The methods for analyzing single cells migrating in buffer under perfusion conditions are described in detail elsewhere (Wessels et al., 2000b; Zhang et al., 2002; Zhang et al., 2003). In brief, cells were distributed on the glass surface of a Sykes-Moore perfusion chamber (Bellco Glass, Vineland, NJ) and positioned on the stage of a Nikon TE2000 microscope in a BioRad Radiance 2100MP laser scanning confocal microscope (LSCM) system. The chamber was perfused with buffered salts solution at a rate that prevented conditioning of the soluble microenvironment. The methods for analyzing single cells undergoing chemotaxis in a spatial gradient of the chemoattractant cAMP have also been described in detail elsewhere (Shutt et al., 1998; Wessels et al., 2000; Zhang et al., 2002; Zhang et al., 2003; Varnum-Finney et al., 1987b). The quartz chamber, described in detail by Shutt et al. (Shutt et al., 1998), supported cells on a bridge bordered by two troughs, one containing buffer alone and one containing buffer plus 10^–6 M cAMP. Cells were analyzed by LSCM after 10 minutes of incubation.

Live cells migrating in buffer or in a spatial gradient of cAMP were examined by LSCM using the 60× plan apochromat water immersion objective (numerical aperture 1.2) and a 2.6× digital zoom. LaserSharp 2000 (release 5.2) software was used for image acquisition. GFP was excited using the 488 nm argon laser line at 15% power. Simultaneous differential interference contrast (DIC) images were generated using the 476 nm argon laser at 10% power. Acquisition parameters were set by imaging a cell in buffer with uniform fluorescence distribution. The grayscale dynamic was optimized using the set col.lut lookup table to eliminate pixel saturation and to ensure that pixel intensity was linear and that the full dynamic range from 0 to 255 of the 8-bit photomultiplier detector was utilized. Once these parameters were set, the software was unchanged for all subsequent image acquisition. Sixty frames of a crawling cell were collected at 5-second intervals in an xy time series at a scan rate of 166 lines per second without frame averaging. The stored frames were subsequently exported into TIFF format using LaserSharp 2000 software. The TIFF series was then imported into Quick Time Pro 7™ and saved as a movie. The Quick Time movie was opened in DIAS 3.4.1™ (Soll Technologies, Inc., Iowa City, IA) and pixel intensity measured as a line profile across the pseudopod or cell body. These data were opened in Microsoft Excel™ software for plotting relative intensity and pixel intensity ratios of pseudopod to cell body. Confocal images were exported to Adobe Photoshop™ for manuscript preparation.

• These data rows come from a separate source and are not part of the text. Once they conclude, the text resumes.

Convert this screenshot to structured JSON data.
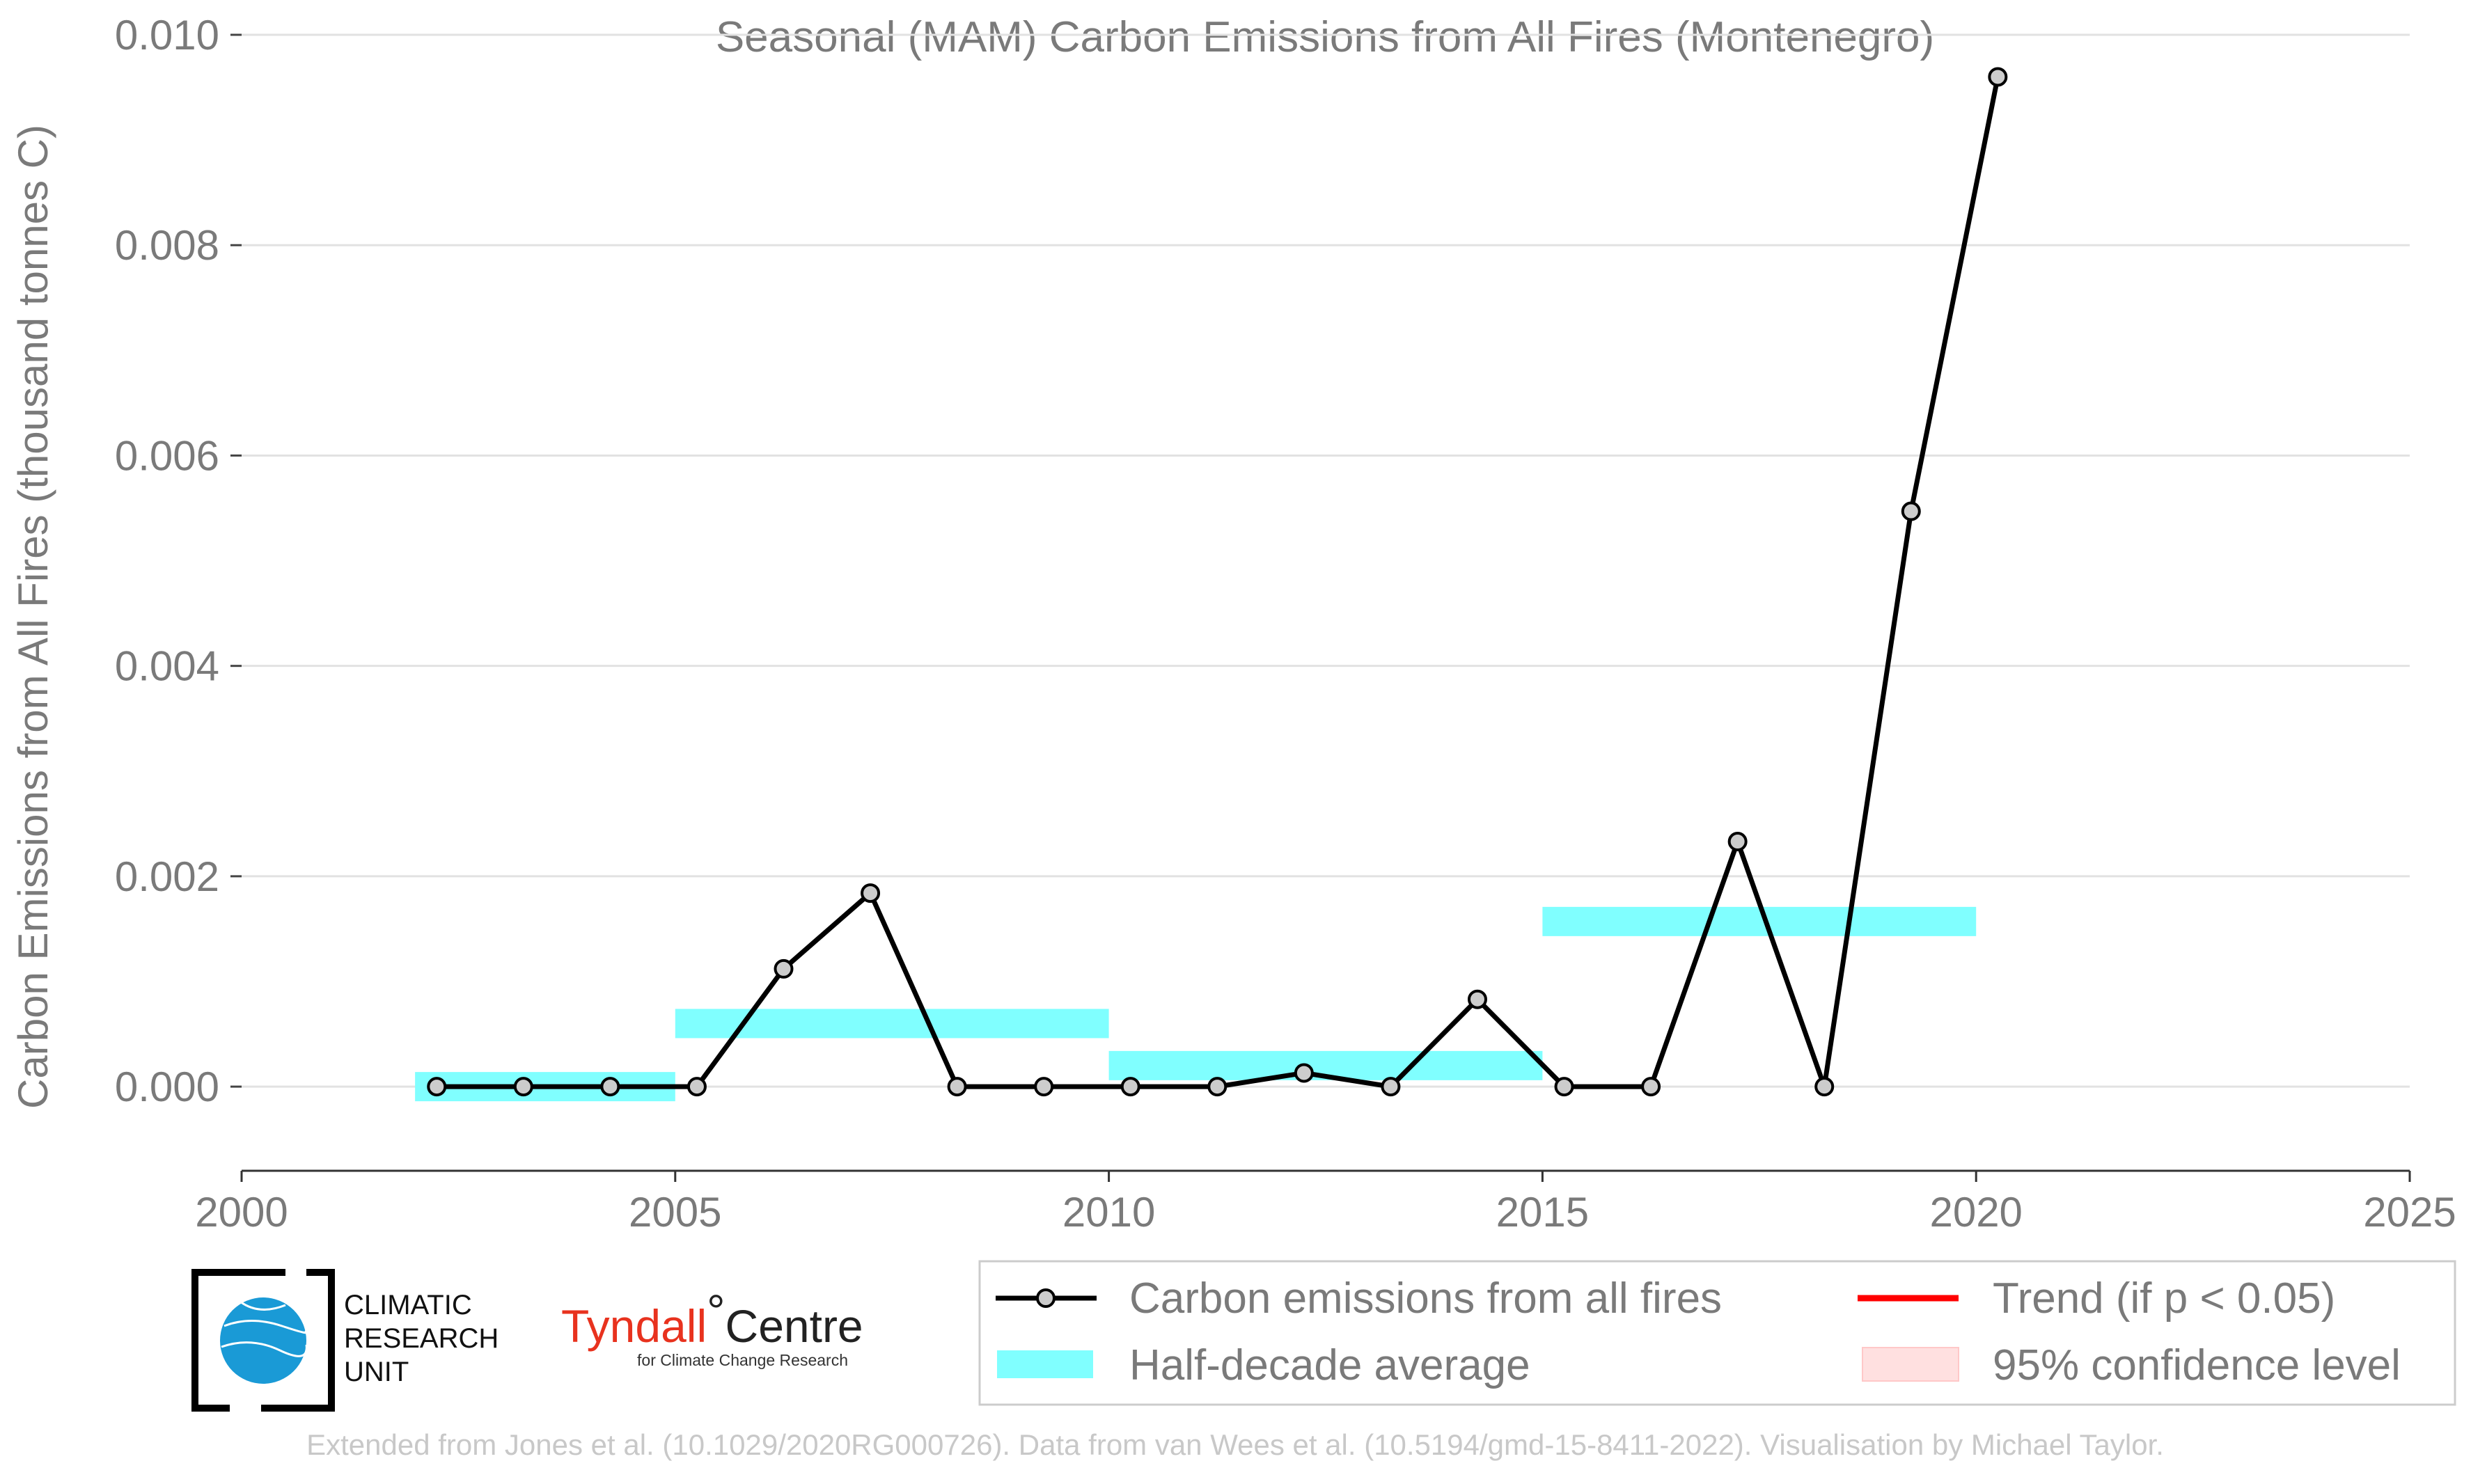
{
  "chart_data": {
    "type": "line",
    "title": "Seasonal (MAM) Carbon Emissions from All Fires (Montenegro)",
    "xlabel": "",
    "ylabel": "Carbon Emissions from All Fires (thousand tonnes C)",
    "xlim": [
      2000,
      2025
    ],
    "ylim": [
      -0.0008,
      0.01
    ],
    "xticks": [
      2000,
      2005,
      2010,
      2015,
      2020,
      2025
    ],
    "xtick_labels": [
      "2000",
      "2005",
      "2010",
      "2015",
      "2020",
      "2025"
    ],
    "yticks": [
      0.0,
      0.002,
      0.004,
      0.006,
      0.008,
      0.01
    ],
    "ytick_labels": [
      "0.000",
      "0.002",
      "0.004",
      "0.006",
      "0.008",
      "0.010"
    ],
    "grid": "horizontal",
    "series": [
      {
        "name": "Carbon emissions from all fires",
        "color": "#000000",
        "marker_fill": "#cccccc",
        "x": [
          2002.25,
          2003.25,
          2004.25,
          2005.25,
          2006.25,
          2007.25,
          2008.25,
          2009.25,
          2010.25,
          2011.25,
          2012.25,
          2013.25,
          2014.25,
          2015.25,
          2016.25,
          2017.25,
          2018.25,
          2019.25,
          2020.25
        ],
        "y": [
          0.0,
          0.0,
          0.0,
          0.0,
          0.00112,
          0.00184,
          0.0,
          0.0,
          0.0,
          0.0,
          0.00013,
          0.0,
          0.00083,
          0.0,
          0.0,
          0.00233,
          0.0,
          0.00547,
          0.0096
        ]
      }
    ],
    "half_decade_average": {
      "name": "Half-decade average",
      "color": "#80ffff",
      "segments": [
        {
          "x_start": 2002,
          "x_end": 2005,
          "y": 0.0
        },
        {
          "x_start": 2005,
          "x_end": 2010,
          "y": 0.0006
        },
        {
          "x_start": 2010,
          "x_end": 2015,
          "y": 0.0002
        },
        {
          "x_start": 2015,
          "x_end": 2020,
          "y": 0.00157
        }
      ]
    },
    "legend": {
      "placement": "bottom-right",
      "entries": [
        {
          "label": "Carbon emissions from all fires",
          "kind": "line-marker",
          "color": "#000000"
        },
        {
          "label": "Trend (if p < 0.05)",
          "kind": "line",
          "color": "#ff0000"
        },
        {
          "label": "Half-decade average",
          "kind": "band",
          "color": "#80ffff"
        },
        {
          "label": "95% confidence level",
          "kind": "patch",
          "color": "#ffdddd"
        }
      ]
    }
  },
  "logos": {
    "cru": {
      "line1": "CLIMATIC",
      "line2": "RESEARCH",
      "line3": "UNIT"
    },
    "tyndall": {
      "word1": "Tyndall",
      "degree": "°",
      "word2": "Centre",
      "sub": "for Climate Change Research"
    }
  },
  "credit": "Extended from Jones et al. (10.1029/2020RG000726). Data from van Wees et al. (10.5194/gmd-15-8411-2022). Visualisation by Michael Taylor."
}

The nonredundant (NR) database of protein sequences (National Center for Biotechnology Information, NIH, Bethesda) was searched using the BLASTP program (Altschul et al., 1990). Iterative database searchers were conducted using the PSI-BLAST program with either a single sequence or an alignment used as the query, with the PSSM inclusion expectation (E) value threshold of 0.01; the searchers were iterated until convergence (Altschul et al., 1997). Multiple alignments were constructed using the MUSCLE program (Edgar et al., 2004), followed by manual correction based on the PSI-BLAST results. Protein secondary structure was predicted by using a multiple alignment to generate an HMM and PSSM, which were then used by the Jpred program to produce a final structural prediction with 72% accuracy or more (Cuff et al., 1998). Protein-structure manipulations were performed using the Swiss-PDB viewer program and ribbon diagrams were constructed using the PYMOL program (Guex and Peitsch, 1997).

This research was funded by a grant from Shwachman-Diamond Syndrome International and by grant HD-18577 from the National Institutes of Health.